Jeeezus! I don’t know what to think about your comments. I can’t figure out if you’re just taking the piss, or if you’re “genuinely” upset about something, or if you’re just a 6-year-old with really poor grammar. But I do know this – your comments are funny! It’s like you whinge in a stream of consciousness kind of way…

“Mike, you just have no idea, but then there was this cat, and then the other day I saw this car accident and all I could think of was that Mike claims that Einstein invented the Interweb, but of course everyone knows Newton discovered pizza, hmmm, I’m hungry. Hungry for justice! Cos Mike, we all know you eat kittens, and by crikey someone has to take a stand or … hang on … where was I? Oh yeah, Mike, you suck”.

SLK8ne says:


Dude, you need to do some research before you open up on people.
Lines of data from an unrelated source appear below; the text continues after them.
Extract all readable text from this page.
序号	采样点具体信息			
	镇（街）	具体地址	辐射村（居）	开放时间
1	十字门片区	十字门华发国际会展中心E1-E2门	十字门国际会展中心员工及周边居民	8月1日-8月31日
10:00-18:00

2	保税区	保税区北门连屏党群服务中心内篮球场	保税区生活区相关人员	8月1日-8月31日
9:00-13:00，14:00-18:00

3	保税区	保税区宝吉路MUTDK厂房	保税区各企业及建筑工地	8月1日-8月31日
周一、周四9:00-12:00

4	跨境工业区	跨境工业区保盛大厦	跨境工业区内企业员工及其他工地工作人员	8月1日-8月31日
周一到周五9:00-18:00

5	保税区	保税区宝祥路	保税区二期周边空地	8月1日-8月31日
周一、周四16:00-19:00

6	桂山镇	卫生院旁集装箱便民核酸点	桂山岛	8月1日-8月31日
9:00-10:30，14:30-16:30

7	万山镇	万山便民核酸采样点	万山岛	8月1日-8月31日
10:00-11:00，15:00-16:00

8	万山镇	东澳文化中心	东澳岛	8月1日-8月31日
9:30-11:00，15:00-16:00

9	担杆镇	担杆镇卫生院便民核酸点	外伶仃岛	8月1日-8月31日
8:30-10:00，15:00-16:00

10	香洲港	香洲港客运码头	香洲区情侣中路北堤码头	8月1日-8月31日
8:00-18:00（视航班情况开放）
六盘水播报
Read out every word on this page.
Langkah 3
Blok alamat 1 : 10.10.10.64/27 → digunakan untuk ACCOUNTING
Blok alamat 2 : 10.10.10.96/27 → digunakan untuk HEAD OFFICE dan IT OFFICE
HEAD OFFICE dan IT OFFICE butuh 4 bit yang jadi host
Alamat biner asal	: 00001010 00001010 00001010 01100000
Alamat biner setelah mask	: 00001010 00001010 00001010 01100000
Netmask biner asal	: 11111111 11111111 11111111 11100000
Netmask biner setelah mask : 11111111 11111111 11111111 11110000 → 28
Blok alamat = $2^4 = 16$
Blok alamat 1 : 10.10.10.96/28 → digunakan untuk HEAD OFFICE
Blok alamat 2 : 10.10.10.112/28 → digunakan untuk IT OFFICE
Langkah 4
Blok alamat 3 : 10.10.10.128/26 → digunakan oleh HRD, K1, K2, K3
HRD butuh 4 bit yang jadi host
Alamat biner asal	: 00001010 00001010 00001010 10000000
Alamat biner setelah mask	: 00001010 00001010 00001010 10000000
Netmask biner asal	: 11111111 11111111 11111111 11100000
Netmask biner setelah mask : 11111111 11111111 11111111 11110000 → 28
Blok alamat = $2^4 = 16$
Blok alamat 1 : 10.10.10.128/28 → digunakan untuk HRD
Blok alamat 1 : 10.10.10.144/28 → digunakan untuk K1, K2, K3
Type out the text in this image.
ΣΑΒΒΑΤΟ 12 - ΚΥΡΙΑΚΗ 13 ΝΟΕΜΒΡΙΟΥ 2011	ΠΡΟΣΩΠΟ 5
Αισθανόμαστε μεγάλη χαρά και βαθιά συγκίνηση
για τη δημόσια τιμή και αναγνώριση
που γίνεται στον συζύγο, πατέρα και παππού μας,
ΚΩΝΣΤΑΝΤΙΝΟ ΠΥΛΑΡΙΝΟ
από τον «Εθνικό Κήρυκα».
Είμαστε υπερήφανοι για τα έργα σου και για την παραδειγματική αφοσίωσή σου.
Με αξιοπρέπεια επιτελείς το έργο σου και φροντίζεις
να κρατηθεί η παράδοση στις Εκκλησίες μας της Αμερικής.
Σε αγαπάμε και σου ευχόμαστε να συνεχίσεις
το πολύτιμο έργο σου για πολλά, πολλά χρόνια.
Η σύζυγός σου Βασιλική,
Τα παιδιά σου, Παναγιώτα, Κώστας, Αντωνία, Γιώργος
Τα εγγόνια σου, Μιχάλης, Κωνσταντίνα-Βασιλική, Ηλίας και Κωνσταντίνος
The internet is (put very crudely) the hardware and local NOSs. The world wide web and the TCP/IP protocols used by HTML is what allows the networks to communicate. Before the WWW there were networks, but, they very often couldn’t communicate because of different operating systems and protocols and even if they did, data would come through as gibberish. That is why What Mr. Berners-Lee and his colleges did was so important.

Anonymous Coward says:

This was just the proposal for using Hyper Text which it wasn’t even called yet! They already had ARPAnet and browsers (if you read) so obviously ARPAnet was the internet. HTML just gave them a language to communicate with, thus the programmer. ARPAnet happened in 1969 and that is the true birth of the internet.
Once again a TechDirt article leaves out just enough facts that one has to research the subject to really get the story. This was the birth of HTML. Of course there are still people who think a hard drive is their computer memory and vice versa.

Mike Masnick (profile) says:

Re: Re:

This was just the proposal for using Hyper Text which it wasn’t even called yet! They already had ARPAnet and browsers (if you read) so obviously ARPAnet was the internet. HTML just gave them a language to communicate with, thus the programmer. ARPAnet happened in 1969 and that is the true birth of the internet.

Quite familiar with that. But I didn’t say this was when the “internet” was proposed. That would be wrong and silly. I said this was when the *web* was proposed. Which it was.